Un peu d'histoire...
Le protestantisme apparait en France à partir du début du XVIème siècle, par la diffusion de la doctrine de Luther puis de Calvin. Bien que leurs différents écrits, considérés comme hérétiques, soient condamnés, la religion dite réformée se développe et les conversions se multiplient. On estime que ces dernières concernent 10% de la population française. En 1562, l'édit du 17 janvier autorise les protestants à se rassembler pour célébrer leur culte, avant que l'assassinat de protestants par le duc de Guise à Wassy ne déclenche la première des huit guerres de religion. Ces guerres prendront fin lorsque le roi Henri IV signe l'édit de Nantes, le 30 avril 1598, qui reconnait la liberté de conscience et de culte des protestants, dans certaines limites géographiques, leur garantit des droits civils et politiques, et établit une liste de cinquante et une places de sureté. Si vos aïeux ont vécu dans une de ces villes ou à proximité, cela vaut le coup de les chercher dans des archives protestantes (La Rochelle, Niort, Bergerac, Saumur, Royan, Montauban, Nîmes, etc..).
A partir de l'avènement de Louis XIII, les droits des protestants sont supprimés au fur et à mesure, sans violence initialement; ces décisions permettant au pouvoir royal de réduire le nombre de protestants à 4% de sa population nationale. Les persécutions par la violence envers les protestants reprennent vers 1681, avec les premières dragonnades. On assiste à des conversions en masse (abjurations) et des émigrations vers des pays plus tolérants (Allemagne, Suisse, Angleterre, etc...). Le 18 octobre 1685, Louis XIV signe l'édit de Fontainebleau qui révoque l'édit de Nantes. Les dragonnades se poursuivent, les temples sont détruits et les derniers protestants sont condamnés à abjurer ou émigrer. Pour ceux qui restent malgré tout, vient le Désert, période de clandestinité. Les fidèles pratiquent leur culte dans le secret et tiennent des registres clandestins. Cela n'est pas sans conséquence, notamment pour les enfants, qui n'ont ainsi aucune existence légale, et les couples mariés sont illégitimes. Les registres tenus au Désert ont pour beaucoup disparu, mais on peut trouver des actes dans certaines archives départementales ou sur des sites spécialisés. On peut également retrouver la trace de mariages ou de naissances dans le culte réformée grâce aux dispositions de l'édit de Tolérance de 1787. En effet, Louis XVI signe un texte autorisant les protestants à contracter un mariage "civil" par simple déclaration, devant un juge royal ou un prêtre agissant comme officier d'état civil. Cette disposition vaut aussi pour les naissances et les décès. Cet aménagement est rétroactif, c'est-à-dire que les familles peuvent déclarer des évènements de vie antérieurs à 1787, en déclarant les lieux et dates de l'évènement et les témoins.
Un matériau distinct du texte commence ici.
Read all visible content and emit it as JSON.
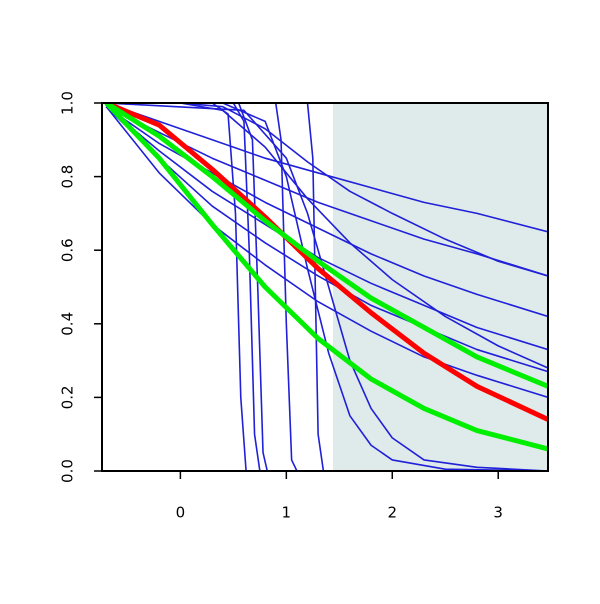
{
  "chart_data": {
    "type": "line",
    "xlim": [
      -0.74,
      3.47
    ],
    "ylim": [
      0,
      1
    ],
    "xticks": [
      0,
      1,
      2,
      3
    ],
    "yticks": [
      {
        "value": 0,
        "label": "0.0"
      },
      {
        "value": 0.2,
        "label": "0.2"
      },
      {
        "value": 0.4,
        "label": "0.4"
      },
      {
        "value": 0.6,
        "label": "0.6"
      },
      {
        "value": 0.8,
        "label": "0.8"
      },
      {
        "value": 1,
        "label": "1.0"
      }
    ],
    "shaded_range": [
      1.44,
      3.47
    ],
    "shade_color": "#dfeaea",
    "line_color": "#2020d8",
    "series": [
      {
        "x": [
          -0.7,
          -0.2,
          0.3,
          0.8,
          1.3,
          1.8,
          2.3,
          2.8,
          3.47
        ],
        "values": [
          1.0,
          0.95,
          0.9,
          0.85,
          0.81,
          0.77,
          0.73,
          0.7,
          0.65
        ]
      },
      {
        "x": [
          -0.7,
          -0.2,
          0.3,
          0.8,
          1.3,
          1.8,
          2.3,
          2.8,
          3.47
        ],
        "values": [
          0.99,
          0.92,
          0.85,
          0.79,
          0.73,
          0.68,
          0.63,
          0.59,
          0.53
        ]
      },
      {
        "x": [
          -0.7,
          -0.2,
          0.3,
          0.8,
          1.3,
          1.8,
          2.3,
          2.8,
          3.47
        ],
        "values": [
          0.99,
          0.89,
          0.81,
          0.73,
          0.66,
          0.59,
          0.53,
          0.48,
          0.42
        ]
      },
      {
        "x": [
          -0.7,
          -0.2,
          0.3,
          0.8,
          1.3,
          1.8,
          2.3,
          2.8,
          3.47
        ],
        "values": [
          0.99,
          0.87,
          0.76,
          0.67,
          0.58,
          0.51,
          0.45,
          0.39,
          0.33
        ]
      },
      {
        "x": [
          -0.7,
          -0.2,
          0.3,
          0.8,
          1.3,
          1.8,
          2.3,
          2.8,
          3.47
        ],
        "values": [
          0.99,
          0.85,
          0.72,
          0.62,
          0.53,
          0.45,
          0.39,
          0.33,
          0.27
        ]
      },
      {
        "x": [
          -0.7,
          -0.2,
          0.3,
          0.8,
          1.3,
          1.8,
          2.3,
          2.8,
          3.47
        ],
        "values": [
          0.99,
          0.81,
          0.67,
          0.56,
          0.46,
          0.38,
          0.31,
          0.26,
          0.2
        ]
      },
      {
        "x": [
          -0.7,
          0,
          0.4,
          0.8,
          1.2,
          1.6,
          2.0,
          2.5,
          3.0,
          3.47
        ],
        "values": [
          1,
          1,
          0.99,
          0.93,
          0.84,
          0.76,
          0.7,
          0.63,
          0.57,
          0.53
        ]
      },
      {
        "x": [
          -0.7,
          0,
          0.4,
          0.8,
          1.2,
          1.6,
          2.0,
          2.5,
          3.0,
          3.47
        ],
        "values": [
          1,
          1,
          0.98,
          0.88,
          0.74,
          0.62,
          0.52,
          0.42,
          0.34,
          0.28
        ]
      },
      {
        "x": [
          -0.7,
          0.3,
          0.45,
          0.52,
          0.57,
          0.62,
          3.47
        ],
        "values": [
          1,
          1,
          0.97,
          0.7,
          0.2,
          0,
          0
        ]
      },
      {
        "x": [
          -0.7,
          0.5,
          0.6,
          0.65,
          0.7,
          0.75,
          3.47
        ],
        "values": [
          1,
          1,
          0.95,
          0.6,
          0.1,
          0,
          0
        ]
      },
      {
        "x": [
          -0.7,
          0.55,
          0.68,
          0.73,
          0.78,
          0.82,
          3.47
        ],
        "values": [
          1,
          1,
          0.9,
          0.5,
          0.05,
          0,
          0
        ]
      },
      {
        "x": [
          -0.7,
          0.9,
          0.95,
          1.0,
          1.05,
          1.1,
          3.47
        ],
        "values": [
          1,
          1,
          0.9,
          0.4,
          0.03,
          0,
          0
        ]
      },
      {
        "x": [
          -0.7,
          1.2,
          1.25,
          1.3,
          1.35,
          3.47
        ],
        "values": [
          1,
          1,
          0.85,
          0.1,
          0,
          0
        ]
      },
      {
        "x": [
          -0.7,
          0.4,
          0.8,
          1.0,
          1.2,
          1.4,
          1.6,
          1.8,
          2.0,
          2.5,
          3.47
        ],
        "values": [
          1,
          1,
          0.95,
          0.8,
          0.55,
          0.32,
          0.15,
          0.07,
          0.03,
          0.005,
          0
        ]
      },
      {
        "x": [
          -0.7,
          0.6,
          1.0,
          1.2,
          1.4,
          1.6,
          1.8,
          2.0,
          2.3,
          2.8,
          3.47
        ],
        "values": [
          1,
          0.98,
          0.85,
          0.7,
          0.5,
          0.3,
          0.17,
          0.09,
          0.03,
          0.01,
          0
        ]
      },
      {
        "color": "#ff0000",
        "x": [
          -0.7,
          -0.2,
          0.3,
          0.8,
          1.3,
          1.8,
          2.3,
          2.8,
          3.47
        ],
        "values": [
          1.0,
          0.94,
          0.82,
          0.69,
          0.55,
          0.43,
          0.32,
          0.23,
          0.14
        ]
      },
      {
        "color": "#00ee00",
        "x": [
          -0.7,
          -0.2,
          0.3,
          0.8,
          1.3,
          1.8,
          2.3,
          2.8,
          3.47
        ],
        "values": [
          1.0,
          0.91,
          0.8,
          0.68,
          0.57,
          0.47,
          0.39,
          0.31,
          0.23
        ]
      },
      {
        "color": "#00ee00",
        "x": [
          -0.7,
          -0.2,
          0.3,
          0.8,
          1.3,
          1.8,
          2.3,
          2.8,
          3.47
        ],
        "values": [
          1.0,
          0.85,
          0.67,
          0.5,
          0.36,
          0.25,
          0.17,
          0.11,
          0.06
        ]
      }
    ]
  }
}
Où chercher des documents ?
Les actes de baptêmes, mariages et sépultures de la foi réformée font l'objet de registres spécifiques, tenus par le pasteur, jusqu'à la révocation de l'édit de Nantes. Pour ma part, mes ancêtres protestants étaient originaires de Sumène, petit village au cœur des Cévennes, terres intensément protestantes. Les actes sont accessibles en ligne sur le site des archives départementales du Gard, de 1582 à 1683 puis de 1747 à 1778. J'y trouve ainsi de nombreux actes concernant mes aïeux, comme le baptême d'Antoine Serre en 1656 (1).

Antoine, et son père Jean, abjurent leur foi en octobre 1685 (2), en même temps que des centaines de leurs proches ou voisins. On retrouve les actes d'abjuration dans les registres catholiques, souvent par "lots". Son frère Jean Pierre choisit lui l'émigration vers la Suisse.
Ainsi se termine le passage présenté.